Parlor Spider...Step In, Little Fly

Insightful thoughts and/or rants from atop the soapbox from one who wishes to share the "right" opinion with everyone.

Tuesday, April 05, 2011

Pulling the Wool Over Our Eyes

Going Away Green(er)

One in five Americans would like the opportunity to get a green sendoff when they cash in their chips in the casino of life. Face it, even though the vault is cement, the casket is metal, and the mortician embalmed the heck out of you, you'll still end up in a rather sorry state. How long that will take is the only uncertainty. Me I can't see what all the fuss is about. The more cemeteries we construct, the less land there will be available to feed the world's ever-expanding population. Not that the latest idea proposes a way out of that problem, but the soap box was available for a moment.
Anyway, let's say you don't want to put a metal into the groundwater as you depart...or maybe you just want to get it over as soon as possible after you get planted. Varnished wood or metal doesn't fit the bill very well. The latest in cardboard coffins seems a bit tacky, perhaps.

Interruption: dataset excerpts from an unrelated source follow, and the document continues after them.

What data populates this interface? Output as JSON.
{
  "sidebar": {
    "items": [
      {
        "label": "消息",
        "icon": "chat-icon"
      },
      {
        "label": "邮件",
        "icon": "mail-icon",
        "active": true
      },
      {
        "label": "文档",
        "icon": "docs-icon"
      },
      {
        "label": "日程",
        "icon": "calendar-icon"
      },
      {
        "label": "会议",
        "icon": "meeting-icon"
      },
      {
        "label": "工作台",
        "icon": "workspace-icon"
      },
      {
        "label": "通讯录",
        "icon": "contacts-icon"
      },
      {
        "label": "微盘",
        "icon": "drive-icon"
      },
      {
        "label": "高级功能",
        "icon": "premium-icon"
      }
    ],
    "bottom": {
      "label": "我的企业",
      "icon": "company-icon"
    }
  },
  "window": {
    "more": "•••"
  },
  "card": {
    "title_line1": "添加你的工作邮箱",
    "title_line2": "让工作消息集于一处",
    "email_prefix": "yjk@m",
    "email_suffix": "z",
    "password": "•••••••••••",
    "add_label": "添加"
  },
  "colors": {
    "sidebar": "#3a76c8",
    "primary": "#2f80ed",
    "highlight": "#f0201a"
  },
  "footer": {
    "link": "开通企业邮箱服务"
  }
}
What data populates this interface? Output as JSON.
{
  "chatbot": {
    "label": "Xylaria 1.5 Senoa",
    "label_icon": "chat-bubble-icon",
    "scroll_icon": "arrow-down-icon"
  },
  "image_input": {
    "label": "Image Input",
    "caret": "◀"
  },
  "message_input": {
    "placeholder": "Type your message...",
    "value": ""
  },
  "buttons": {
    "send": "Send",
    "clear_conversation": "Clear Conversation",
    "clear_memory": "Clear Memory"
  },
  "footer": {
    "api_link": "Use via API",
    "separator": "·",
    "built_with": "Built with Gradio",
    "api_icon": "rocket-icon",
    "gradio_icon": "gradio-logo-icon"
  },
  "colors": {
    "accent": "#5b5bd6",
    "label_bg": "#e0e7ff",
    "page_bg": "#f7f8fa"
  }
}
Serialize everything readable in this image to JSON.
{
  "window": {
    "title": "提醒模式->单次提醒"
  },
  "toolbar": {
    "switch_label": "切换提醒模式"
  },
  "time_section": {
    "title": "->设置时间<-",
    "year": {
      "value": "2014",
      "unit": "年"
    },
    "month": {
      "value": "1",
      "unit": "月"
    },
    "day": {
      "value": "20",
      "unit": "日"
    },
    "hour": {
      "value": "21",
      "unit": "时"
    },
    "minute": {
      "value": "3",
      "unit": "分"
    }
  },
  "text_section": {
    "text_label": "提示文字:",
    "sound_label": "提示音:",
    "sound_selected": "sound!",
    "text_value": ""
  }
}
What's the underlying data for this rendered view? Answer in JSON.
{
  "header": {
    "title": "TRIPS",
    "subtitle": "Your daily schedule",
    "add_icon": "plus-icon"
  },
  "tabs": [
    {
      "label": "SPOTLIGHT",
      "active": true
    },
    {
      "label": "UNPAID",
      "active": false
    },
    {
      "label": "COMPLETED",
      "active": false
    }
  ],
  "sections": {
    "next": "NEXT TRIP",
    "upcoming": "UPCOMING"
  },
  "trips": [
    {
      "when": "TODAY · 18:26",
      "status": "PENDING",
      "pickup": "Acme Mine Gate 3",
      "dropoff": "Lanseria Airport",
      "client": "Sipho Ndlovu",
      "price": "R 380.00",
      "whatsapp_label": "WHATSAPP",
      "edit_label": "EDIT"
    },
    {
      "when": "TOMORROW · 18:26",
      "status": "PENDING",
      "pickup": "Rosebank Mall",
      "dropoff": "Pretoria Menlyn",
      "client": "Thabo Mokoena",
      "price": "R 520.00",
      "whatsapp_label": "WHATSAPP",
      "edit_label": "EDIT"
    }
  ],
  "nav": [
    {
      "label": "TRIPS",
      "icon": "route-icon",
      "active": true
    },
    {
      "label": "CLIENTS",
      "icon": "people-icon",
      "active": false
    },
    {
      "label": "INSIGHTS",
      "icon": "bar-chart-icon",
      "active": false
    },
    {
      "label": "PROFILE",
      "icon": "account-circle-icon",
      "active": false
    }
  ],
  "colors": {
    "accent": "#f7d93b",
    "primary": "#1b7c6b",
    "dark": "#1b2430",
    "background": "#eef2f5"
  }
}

So... go with wool!
Hainsworth, a 225-year-old wool mill in West Yorkshire, England has designed the perfect, earth-friendly receptacle for you transportation into the Stygian darkness apres-life. Available in brown or white, each coffin is constructed from the wool of three sheep and is guaranteed to support a dead weight (so to speak) of 840 pounds. Six handles made of jute make this a portable, easily biodegradable item that will be the talk of your funeral as guests gather over the egg salad sandwiches. It's also available for far less than traditional funereal furniture, in case you want to take SOME of it with you. At between $960 and $1290, the wool coffin is far less expensive than metal caskets costing upwards of $10,000. Even traditional wooden caskets run $2,000 or more in the U.S.
Currently, these coffins are available in England as well as Finland, Holland, Germany and Australia, but you can bet they will be a hot item in this country in eco-places like Oregon, Colorado and California. They should be especially popular in places that get a lot of rain since wool is a well-known repellant for moisture (though quite sodden when saturated).
These will NOT be popular in the South where temperatures are known to be high and humidity unbearable.
Everyone knows that wool gets really itchy under such circumstances.